Interruption of vesicle fusion
Some toxins have been shown to act directly on the pathway of vesicle fusion. For example, the tetanus toxin, tetanospasmin, which is released by Clostridium tetani bacteria, causes spasms by acting on nerve cells and preventing neurotransmitter release. The mechanism for this is that it cleaves synaptobrevin, a SNARE protein so that the synaptic vesicles cannot fuse with the cell membrane. Botulinum toxin, from Clostridium botulinum, also acts on SNAREs to prevent vesicle fusion and neurotransmitter release, although it targets different neurons and so has the opposite effect: tetanus is caused by preventing the release of inhibitory neurotransmitters, while botulism is caused by preventing the release of excitatory neurotransmitters (Figure 10-9).
Botulinum toxin, one form of which is sold under the brand name Botox, can be used to treat several disorders involving excessive muscle contraction, including migraines and cervical dystonia. Cervical dystonia causes abnormal, involuntary muscle contractions of the neck. This results in jerky movements of the head and neck, and/or a sustained abnormal tilt to the head. It is often painful and can significantly interfere with a person’s life. For cosmetic purposes, botulinum toxin injected into the facial muscles, relaxes them to reduce the appearance of wrinkles. When used to treat cervical dystonia, it is injected into the muscles of the neck to inhibit excessive muscle contractions, by preventing the release of neurotransmitters due to the fact that they cleave SNARE proteins. For many patients, this helps relieve the abnormal positioning, movements, and pain associated with the disorder. The effect is temporary, so the injections must be repeated every three to four months to keep the symptoms under control.
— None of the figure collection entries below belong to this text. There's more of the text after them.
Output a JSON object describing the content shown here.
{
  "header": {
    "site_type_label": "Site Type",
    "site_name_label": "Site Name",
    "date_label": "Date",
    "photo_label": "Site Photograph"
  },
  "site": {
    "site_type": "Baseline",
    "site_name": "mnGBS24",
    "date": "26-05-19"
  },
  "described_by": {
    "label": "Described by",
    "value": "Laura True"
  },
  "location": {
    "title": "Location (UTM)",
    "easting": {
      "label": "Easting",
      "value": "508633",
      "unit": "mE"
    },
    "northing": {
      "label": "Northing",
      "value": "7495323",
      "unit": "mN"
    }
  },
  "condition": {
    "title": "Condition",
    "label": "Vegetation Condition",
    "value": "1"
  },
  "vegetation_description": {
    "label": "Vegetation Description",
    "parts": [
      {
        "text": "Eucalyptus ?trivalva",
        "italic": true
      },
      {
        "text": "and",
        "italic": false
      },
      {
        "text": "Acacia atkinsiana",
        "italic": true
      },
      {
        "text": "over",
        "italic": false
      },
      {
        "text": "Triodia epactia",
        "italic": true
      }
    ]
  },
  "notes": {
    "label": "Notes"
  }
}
Another neurotoxin is tetanus toxin, which is produced by the gram-positive bacterium Clostridium tetani. This toxin also has a light A subunit and heavy protein chain B subunit. Unlike botulinum toxin, tetanus toxin binds to inhibitory interneurons, which are responsible for the release of the inhibitory neurotransmitters glycine and gamma-aminobutyric acid (GABA). Normally, these neurotransmitters bind to neurons at the neuromuscular junction, resulting in the inhibition of acetylcholine release. Tetanus toxin inhibits the release of glycine and GABA from the interneuron, resulting in permanent muscle contraction. The first symptom is typically stiffness of the jaw (lockjaw). Violent muscle spasms in other parts of the body follow, typically culminating with respiratory failure and death.
Figure 10-9: Mechanisms of botulinum and tetanus toxins. Botulinum toxin stops the release of acetylcholine vesicles, thus preventing contraction of the muscle cell. The tetanus toxin prevents the release of the neurotransmitter (GABA) that signals relaxation of the muscle, therefore affected individuals may have uncontrolled contractions or spasms of the muscle.